Бенц добрался до тела, схватил за ногу и поволок вверх по лестнице. Голова заколотилась по ступеням, мелькнуло на миг перевернутое лицо пойманного: это был пионерский вожак Дюрер.
– И приспешник твой уже у нас! – закричал запертым дверям Бенц. – Не откроешь – поджарим его вместо тебя! Лучше открой!
– Открой! – вторила толпа.
– А ну подай голос! – обратился Бенц к Дюреру. – Да громче кричи – чтобы в церкви слышно было!
Но Дюрер молчал – то ли находясь без сознания, то ли проявляя стойкость духа.
– Во-о-от! – заревела толпа, передавая из рук в руки тяжелое ведро, в котором плескалась жидкость. – Помо-о-ожет!
Бенц взял из протянутых рук ведро и выплеснул на Дюрера. Толпа отхлынула – волна острого запаха разлилась по площади: керосин.
Дюрер захныкал тонко, по-детски. Попытался повернуться и встать на корточки, но искалеченные руки и ноги его скользили по мокрым камням, подгибались, не слушались: он корячился беспомощно у входа в церковь, ударяясь о ступени лицом, грудью, плечами и с ужасом озираясь на метавшиеся в воздухе искры.
– Голос! – требовала толпа. – Подай го-о-олос!
Дюрер попытался было крикнуть, но из горла его вырывалось едва слышное сипение. В мучительном старании разевал рот и скалил зубы, напрягая глотку так, что жилы на шее вздувались веревками, – напрасно: ни один звук не вылетел из перекошенных губ.
– В ого-о-онь! – взревела толпа. – Дюрера – в огонь!
– О-о! – стонали в предвкушении карагачи, протягивая к людям пылающие ветви.
– Нет! – закричал кто-то звонко и пронзительно с другого конца площади. – Не позволим!
Трое мальчиков лет десяти-двенадцати бежали к церкви: лица – белее полотна, из которого сшиты рубахи, галстуки на шеях – алее огня.
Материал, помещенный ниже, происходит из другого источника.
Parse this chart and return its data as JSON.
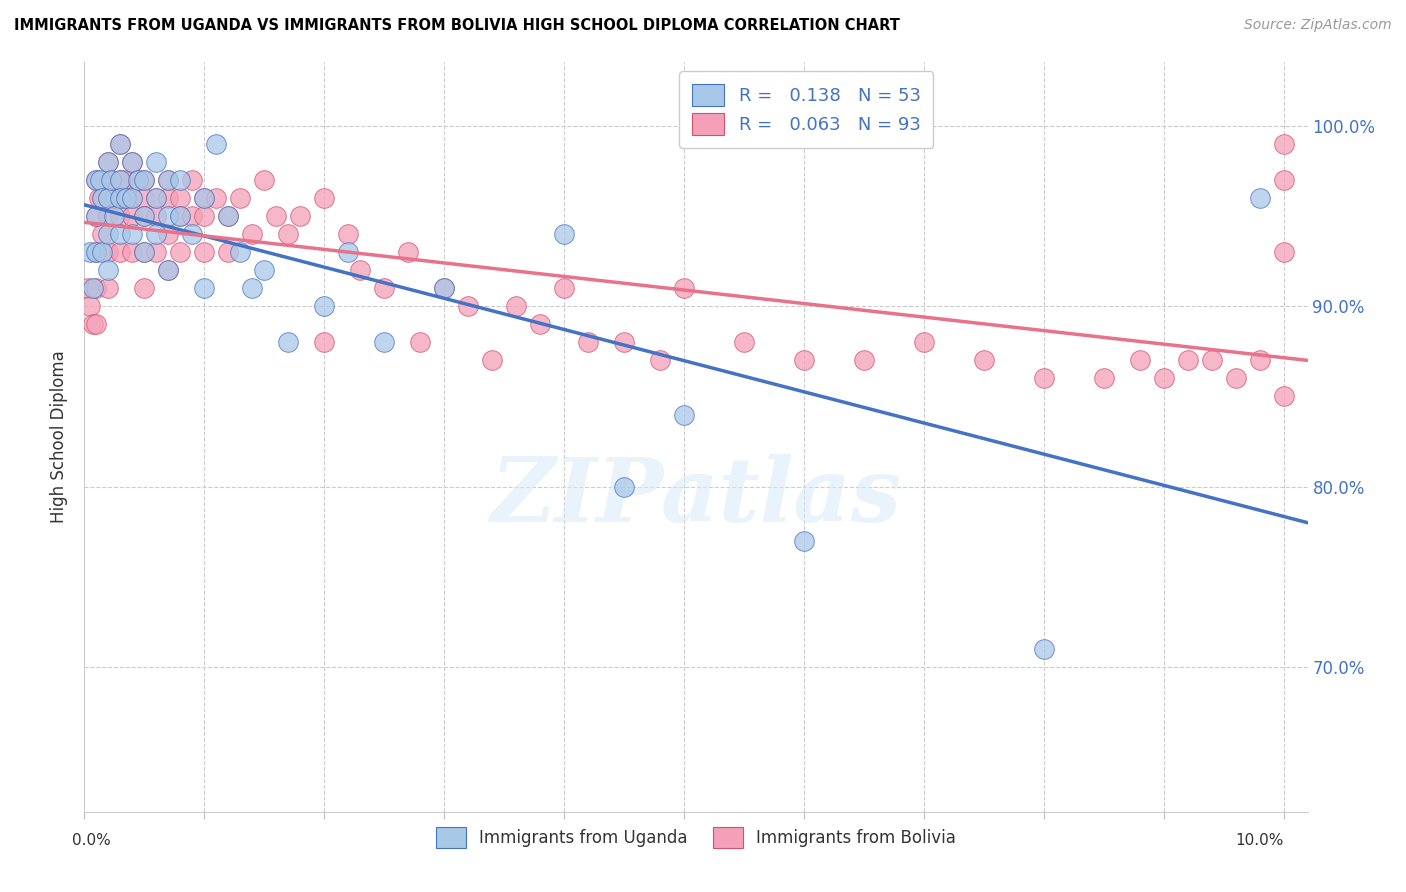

Пионеры ввинтились в толпу, просочились сквозь нее, как ручейки сквозь древесные корни. Окружили дрожащего Дюрера, закрыли тонкими ручками.
– Про-о-очь! – зарычала толпа, замахала дюжинами кулаков, затрясла гневно дюжинами голов.
– Не отдадим! – голоса детей – высокие, чистые. – Сами вы прочь! А если нет – с нами сжигайте!
– Против отцов?! – завопила толпа, ощетинилась вилами и серпами.
– Против!
– О-о! – захлебнулась толпа возмущением и хлынула на крыльцо: не стало видно ни истерзанного тела, ни белых детских рубах, ни алых галстуков – темная человеческая масса шевелилась у подножия церкви, стеная и булькая едва различимыми словами.
Стоны и вой нарастали, сливаясь в единый хор с гудением карагачей, пока на площади что-то не бухнуло. Взрыв? Выстрел? Нет – распахнулись с грохотом двери кирхи.
Толпа замерла, застыли в воздухе занесенные серпы и кулаки, оборвались крики и плач. Глаза уставились в черный дверной проем, в котором сквозь дым и поднятую пыль проступала постепенно светлая фигура.
– Вот он – я, – сказал Гофман тихо. – Возьмите.
Скомканную одежду свою он держал в одной руке, ботинки – в другой. Выйдя на крыльцо, швырнул на землю сначала штаны с рубахой, затем обувь. Толпа шарахнулась от них, как от рубища прокаженного. Гофман остался на крыльце один – нагой.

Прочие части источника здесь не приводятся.